Other Drug Considerations
- Doxorubicin: Discontinue if cardiac failure develops. Max lifetime cumulative dose is 450mg/m2 (or 400mg/m2 with prior mediastinal/pericardial radiotherapy).
- Rituximab: Monitor for infusion-related reactions (cytokine release syndrome, hypersensitivity). Assess for cold/flu-like symptoms before treatment (hepatotoxicity risk). Monitor for PML.
Regimen Cycle
- 21-day cycles for up to 6 cycles.
- Cycle 1:
- Day 1: Rituximab 375mg/m2 IV, Prednisolone 100mg oral (Days 1-5)
- Day 2: Polatuzumab vedotin 1.8mg/kg IV, Cyclophosphamide 750mg/m2 IV, Doxorubicin 50mg/m2 IV
- Cycles 2-6:
- Day 1: Rituximab 375mg/m2 IV, Polatuzumab vedotin 1.8mg/kg IV, Cyclophosphamide 750mg/m2 IV, Doxorubicin 50mg/m2 IV, Prednisolone 100mg oral (Days 1-5)
- Cyclophosphamide, Doxorubicin, and Polatuzumab vedotin will be dose banded.
- Rituximab will be dose rounded to the nearest 100mg.
- Extravasation Risk:
- Cyclophosphamide: Neutral
- Doxorubicin: Vesicant
- Polatuzumab vedotin: Neutral
- Rituximab: Neutral
- Prednisolone: Take in the morning with or after food.
- First polatuzumab vedotin infusion over 90 minutes, monitor for 90 minutes. Subsequent infusions may be given over 30 minutes if tolerated, followed by 30-minute monitoring.
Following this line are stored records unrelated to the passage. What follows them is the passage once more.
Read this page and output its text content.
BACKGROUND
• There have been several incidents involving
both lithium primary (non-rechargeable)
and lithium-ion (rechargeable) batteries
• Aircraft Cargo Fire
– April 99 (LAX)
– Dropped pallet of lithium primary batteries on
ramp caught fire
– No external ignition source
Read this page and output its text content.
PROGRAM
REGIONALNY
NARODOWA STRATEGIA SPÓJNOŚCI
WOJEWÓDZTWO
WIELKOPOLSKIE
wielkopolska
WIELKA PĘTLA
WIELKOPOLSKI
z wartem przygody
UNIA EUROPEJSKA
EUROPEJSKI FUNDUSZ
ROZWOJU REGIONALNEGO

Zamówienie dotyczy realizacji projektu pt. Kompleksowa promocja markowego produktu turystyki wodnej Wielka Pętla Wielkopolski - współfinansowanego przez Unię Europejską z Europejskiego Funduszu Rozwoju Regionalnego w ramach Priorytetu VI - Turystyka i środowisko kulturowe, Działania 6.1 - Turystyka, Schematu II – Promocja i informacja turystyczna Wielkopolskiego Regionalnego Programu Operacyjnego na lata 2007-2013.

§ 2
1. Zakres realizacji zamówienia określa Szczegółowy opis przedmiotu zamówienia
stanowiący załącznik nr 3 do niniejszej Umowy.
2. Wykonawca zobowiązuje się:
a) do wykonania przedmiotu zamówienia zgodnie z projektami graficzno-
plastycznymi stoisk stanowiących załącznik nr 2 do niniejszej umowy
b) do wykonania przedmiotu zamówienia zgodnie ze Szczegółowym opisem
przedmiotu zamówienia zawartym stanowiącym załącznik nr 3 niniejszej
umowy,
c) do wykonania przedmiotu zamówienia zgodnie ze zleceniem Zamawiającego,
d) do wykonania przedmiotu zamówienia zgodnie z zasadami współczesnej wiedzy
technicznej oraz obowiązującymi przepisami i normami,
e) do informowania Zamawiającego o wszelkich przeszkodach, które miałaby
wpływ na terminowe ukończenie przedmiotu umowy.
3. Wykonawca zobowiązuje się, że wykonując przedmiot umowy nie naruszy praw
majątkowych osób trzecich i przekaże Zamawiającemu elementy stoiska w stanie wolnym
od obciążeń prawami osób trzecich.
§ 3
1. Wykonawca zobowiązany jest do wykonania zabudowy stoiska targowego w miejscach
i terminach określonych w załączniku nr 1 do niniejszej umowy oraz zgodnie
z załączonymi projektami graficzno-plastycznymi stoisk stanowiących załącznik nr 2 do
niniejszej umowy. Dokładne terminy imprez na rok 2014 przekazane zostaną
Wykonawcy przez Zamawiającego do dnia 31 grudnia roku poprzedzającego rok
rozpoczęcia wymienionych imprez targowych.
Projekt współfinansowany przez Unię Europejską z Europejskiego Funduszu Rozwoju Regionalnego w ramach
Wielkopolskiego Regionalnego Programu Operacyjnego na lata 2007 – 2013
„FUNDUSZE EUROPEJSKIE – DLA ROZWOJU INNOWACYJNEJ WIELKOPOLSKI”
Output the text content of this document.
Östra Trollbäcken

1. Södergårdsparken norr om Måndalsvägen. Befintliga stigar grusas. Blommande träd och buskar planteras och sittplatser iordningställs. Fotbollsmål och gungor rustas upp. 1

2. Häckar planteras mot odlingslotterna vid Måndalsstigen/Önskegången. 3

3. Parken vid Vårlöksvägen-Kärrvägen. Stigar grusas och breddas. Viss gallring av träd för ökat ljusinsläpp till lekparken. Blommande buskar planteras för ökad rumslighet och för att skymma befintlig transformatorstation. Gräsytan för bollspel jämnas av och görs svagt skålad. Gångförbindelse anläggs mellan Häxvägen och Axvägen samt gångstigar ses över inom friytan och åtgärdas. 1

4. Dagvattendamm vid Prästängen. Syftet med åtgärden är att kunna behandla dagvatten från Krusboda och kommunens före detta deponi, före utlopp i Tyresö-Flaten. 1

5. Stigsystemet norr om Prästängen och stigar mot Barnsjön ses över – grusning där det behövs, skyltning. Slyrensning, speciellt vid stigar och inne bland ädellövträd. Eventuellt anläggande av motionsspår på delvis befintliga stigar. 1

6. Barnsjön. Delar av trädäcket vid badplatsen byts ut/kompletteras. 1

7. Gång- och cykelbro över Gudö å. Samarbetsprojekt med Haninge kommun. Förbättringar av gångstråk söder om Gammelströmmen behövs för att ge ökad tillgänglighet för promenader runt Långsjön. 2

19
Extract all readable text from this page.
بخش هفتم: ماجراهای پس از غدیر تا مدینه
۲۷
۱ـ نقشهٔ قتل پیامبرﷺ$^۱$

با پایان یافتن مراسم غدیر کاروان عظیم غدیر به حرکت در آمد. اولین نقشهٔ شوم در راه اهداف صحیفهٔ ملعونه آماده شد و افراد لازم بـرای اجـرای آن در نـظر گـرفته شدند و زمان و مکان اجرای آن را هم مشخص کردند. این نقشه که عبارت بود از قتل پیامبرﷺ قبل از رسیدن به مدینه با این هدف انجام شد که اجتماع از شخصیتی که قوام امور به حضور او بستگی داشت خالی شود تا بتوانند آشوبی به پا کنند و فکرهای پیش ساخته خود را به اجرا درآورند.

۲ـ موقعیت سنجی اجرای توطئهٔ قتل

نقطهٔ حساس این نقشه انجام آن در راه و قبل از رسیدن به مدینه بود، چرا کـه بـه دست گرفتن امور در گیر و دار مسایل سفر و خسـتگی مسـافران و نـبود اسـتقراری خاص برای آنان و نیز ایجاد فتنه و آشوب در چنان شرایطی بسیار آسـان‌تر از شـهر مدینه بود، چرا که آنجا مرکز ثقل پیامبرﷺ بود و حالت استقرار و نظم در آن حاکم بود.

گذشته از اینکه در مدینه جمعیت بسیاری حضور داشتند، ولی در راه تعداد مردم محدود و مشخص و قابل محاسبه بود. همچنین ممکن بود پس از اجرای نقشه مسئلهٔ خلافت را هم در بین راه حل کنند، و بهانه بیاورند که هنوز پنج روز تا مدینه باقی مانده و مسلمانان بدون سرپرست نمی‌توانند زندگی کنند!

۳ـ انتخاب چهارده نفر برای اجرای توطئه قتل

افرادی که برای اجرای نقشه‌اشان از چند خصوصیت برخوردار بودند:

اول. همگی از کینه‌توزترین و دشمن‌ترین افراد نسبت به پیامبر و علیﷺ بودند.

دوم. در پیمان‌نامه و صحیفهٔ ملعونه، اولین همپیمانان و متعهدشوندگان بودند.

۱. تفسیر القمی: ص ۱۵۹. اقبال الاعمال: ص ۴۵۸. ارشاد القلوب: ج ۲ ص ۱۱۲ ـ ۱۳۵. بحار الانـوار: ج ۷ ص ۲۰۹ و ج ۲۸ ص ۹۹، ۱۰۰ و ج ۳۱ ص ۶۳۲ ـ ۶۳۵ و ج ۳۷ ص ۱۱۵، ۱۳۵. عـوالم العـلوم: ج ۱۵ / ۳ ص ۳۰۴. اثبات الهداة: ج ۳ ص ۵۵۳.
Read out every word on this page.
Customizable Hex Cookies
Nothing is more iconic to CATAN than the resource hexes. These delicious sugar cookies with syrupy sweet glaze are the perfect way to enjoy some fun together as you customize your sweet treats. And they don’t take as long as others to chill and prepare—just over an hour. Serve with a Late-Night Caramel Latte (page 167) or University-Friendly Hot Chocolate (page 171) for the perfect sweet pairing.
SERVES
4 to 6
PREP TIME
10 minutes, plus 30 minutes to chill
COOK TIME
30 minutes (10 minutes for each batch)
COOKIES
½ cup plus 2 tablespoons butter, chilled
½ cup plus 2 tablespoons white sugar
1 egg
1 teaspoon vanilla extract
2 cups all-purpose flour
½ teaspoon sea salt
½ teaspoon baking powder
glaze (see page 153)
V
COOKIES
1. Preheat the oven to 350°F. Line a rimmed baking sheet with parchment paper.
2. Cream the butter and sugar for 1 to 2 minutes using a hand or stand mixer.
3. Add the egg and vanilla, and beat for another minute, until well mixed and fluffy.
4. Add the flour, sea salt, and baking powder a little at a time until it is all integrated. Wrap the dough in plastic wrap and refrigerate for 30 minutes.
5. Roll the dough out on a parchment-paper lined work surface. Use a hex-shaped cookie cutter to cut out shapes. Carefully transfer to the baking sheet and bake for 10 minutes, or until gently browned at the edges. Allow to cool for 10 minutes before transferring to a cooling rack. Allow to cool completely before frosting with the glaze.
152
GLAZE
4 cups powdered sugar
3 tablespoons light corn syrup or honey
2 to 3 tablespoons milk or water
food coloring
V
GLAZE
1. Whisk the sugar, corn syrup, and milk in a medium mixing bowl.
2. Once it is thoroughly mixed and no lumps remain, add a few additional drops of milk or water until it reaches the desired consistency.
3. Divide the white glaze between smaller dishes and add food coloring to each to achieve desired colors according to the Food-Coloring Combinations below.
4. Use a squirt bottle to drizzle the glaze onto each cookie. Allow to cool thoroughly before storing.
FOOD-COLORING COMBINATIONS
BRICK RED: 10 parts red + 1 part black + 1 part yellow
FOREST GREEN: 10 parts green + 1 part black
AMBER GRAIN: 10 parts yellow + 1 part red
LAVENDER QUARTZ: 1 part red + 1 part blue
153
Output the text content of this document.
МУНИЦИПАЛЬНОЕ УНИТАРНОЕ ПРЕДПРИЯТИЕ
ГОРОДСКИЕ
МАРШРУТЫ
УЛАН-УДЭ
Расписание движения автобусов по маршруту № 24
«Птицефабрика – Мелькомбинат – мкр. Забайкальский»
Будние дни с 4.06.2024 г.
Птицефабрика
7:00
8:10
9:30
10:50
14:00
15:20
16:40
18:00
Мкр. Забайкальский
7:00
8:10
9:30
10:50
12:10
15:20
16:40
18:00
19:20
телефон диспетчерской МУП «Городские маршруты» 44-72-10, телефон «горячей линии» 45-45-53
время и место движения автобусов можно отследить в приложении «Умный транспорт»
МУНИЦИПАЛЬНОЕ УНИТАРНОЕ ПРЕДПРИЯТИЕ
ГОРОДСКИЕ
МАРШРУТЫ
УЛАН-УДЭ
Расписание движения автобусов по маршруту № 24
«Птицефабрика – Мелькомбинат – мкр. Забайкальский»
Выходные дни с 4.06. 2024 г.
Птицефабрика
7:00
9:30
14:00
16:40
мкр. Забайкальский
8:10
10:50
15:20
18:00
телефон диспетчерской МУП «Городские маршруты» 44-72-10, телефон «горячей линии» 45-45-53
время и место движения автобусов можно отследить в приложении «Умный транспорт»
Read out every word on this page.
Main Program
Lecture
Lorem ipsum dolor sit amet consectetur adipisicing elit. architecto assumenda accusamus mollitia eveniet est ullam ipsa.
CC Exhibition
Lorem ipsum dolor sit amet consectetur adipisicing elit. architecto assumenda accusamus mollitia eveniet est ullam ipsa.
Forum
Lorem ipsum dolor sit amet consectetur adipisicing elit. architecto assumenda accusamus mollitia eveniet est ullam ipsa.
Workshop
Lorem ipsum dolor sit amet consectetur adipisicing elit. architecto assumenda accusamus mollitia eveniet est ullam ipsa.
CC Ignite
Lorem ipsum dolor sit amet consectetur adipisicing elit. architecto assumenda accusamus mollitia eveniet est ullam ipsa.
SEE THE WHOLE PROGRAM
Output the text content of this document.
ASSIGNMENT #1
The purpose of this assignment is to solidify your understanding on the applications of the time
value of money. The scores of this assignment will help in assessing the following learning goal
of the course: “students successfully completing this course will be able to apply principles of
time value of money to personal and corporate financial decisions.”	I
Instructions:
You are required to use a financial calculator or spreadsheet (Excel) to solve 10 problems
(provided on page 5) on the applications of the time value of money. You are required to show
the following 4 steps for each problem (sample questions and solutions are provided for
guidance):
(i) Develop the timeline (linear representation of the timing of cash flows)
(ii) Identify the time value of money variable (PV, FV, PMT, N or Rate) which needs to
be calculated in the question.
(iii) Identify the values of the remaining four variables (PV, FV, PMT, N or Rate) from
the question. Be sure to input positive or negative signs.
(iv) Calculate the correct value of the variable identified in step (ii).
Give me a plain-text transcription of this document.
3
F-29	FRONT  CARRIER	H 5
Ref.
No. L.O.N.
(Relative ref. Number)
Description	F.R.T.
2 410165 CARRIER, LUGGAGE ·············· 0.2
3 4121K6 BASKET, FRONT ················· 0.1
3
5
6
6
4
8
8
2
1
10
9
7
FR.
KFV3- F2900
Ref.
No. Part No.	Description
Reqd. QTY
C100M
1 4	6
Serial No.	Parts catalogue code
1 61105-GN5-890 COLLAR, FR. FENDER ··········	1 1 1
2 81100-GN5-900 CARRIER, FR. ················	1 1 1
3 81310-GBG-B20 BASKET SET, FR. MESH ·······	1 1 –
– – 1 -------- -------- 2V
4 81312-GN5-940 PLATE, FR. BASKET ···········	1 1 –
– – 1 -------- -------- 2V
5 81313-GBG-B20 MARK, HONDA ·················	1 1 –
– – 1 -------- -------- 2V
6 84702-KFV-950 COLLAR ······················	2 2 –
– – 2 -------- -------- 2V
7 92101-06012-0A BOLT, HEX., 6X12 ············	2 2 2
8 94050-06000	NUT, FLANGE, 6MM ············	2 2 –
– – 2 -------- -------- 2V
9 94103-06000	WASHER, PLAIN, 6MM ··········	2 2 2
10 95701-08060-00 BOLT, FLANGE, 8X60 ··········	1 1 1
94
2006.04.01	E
- Polatuzumab vedotin: Administer via sterile, non-pyrogenic, low protein binding 0.2µ or 0.22µ filter.
- Rituximab: Refer to administration guidelines.
Additional Therapy
- Antiemetics: Ondansetron 8mg IV/PO 15-30 minutes pre-chemo. Metoclopramide 10mg PO PRN, Ondansetron 8mg PO BID x3 days (take home).
- Rituximab/Polatuzumab vedotin Pre-medication: Chlorphenamine 10mg IV & Paracetamol 1000mg PO 30 minutes prior. Prednisolone 100mg PO on morning of treatment and for 4 days after.
- Infusion Reactions: Hydrocortisone 100mg IV PRN (Rituximab), Salbutamol 2.5mg nebule PRN (bronchospasm), Pethidine 25-50mg IV PRN (rigors).
- Growth Factors: Filgrastim/Lenograstim/Pegfilgrastim (per formulary) from Day 6 for 7 days (or Pegfilgrastim on Day 2).
- Allopurinol: 300mg PO daily x7 days (1st cycle only).
- Anti-infective Prophylaxis: Aciclovir 400mg PO BID, Co-trimoxazole 960mg PO MWF.
- Mouthwashes: As per policy for mucositis.
- Gastric Protection: PPI or H2 antagonist (high risk patients).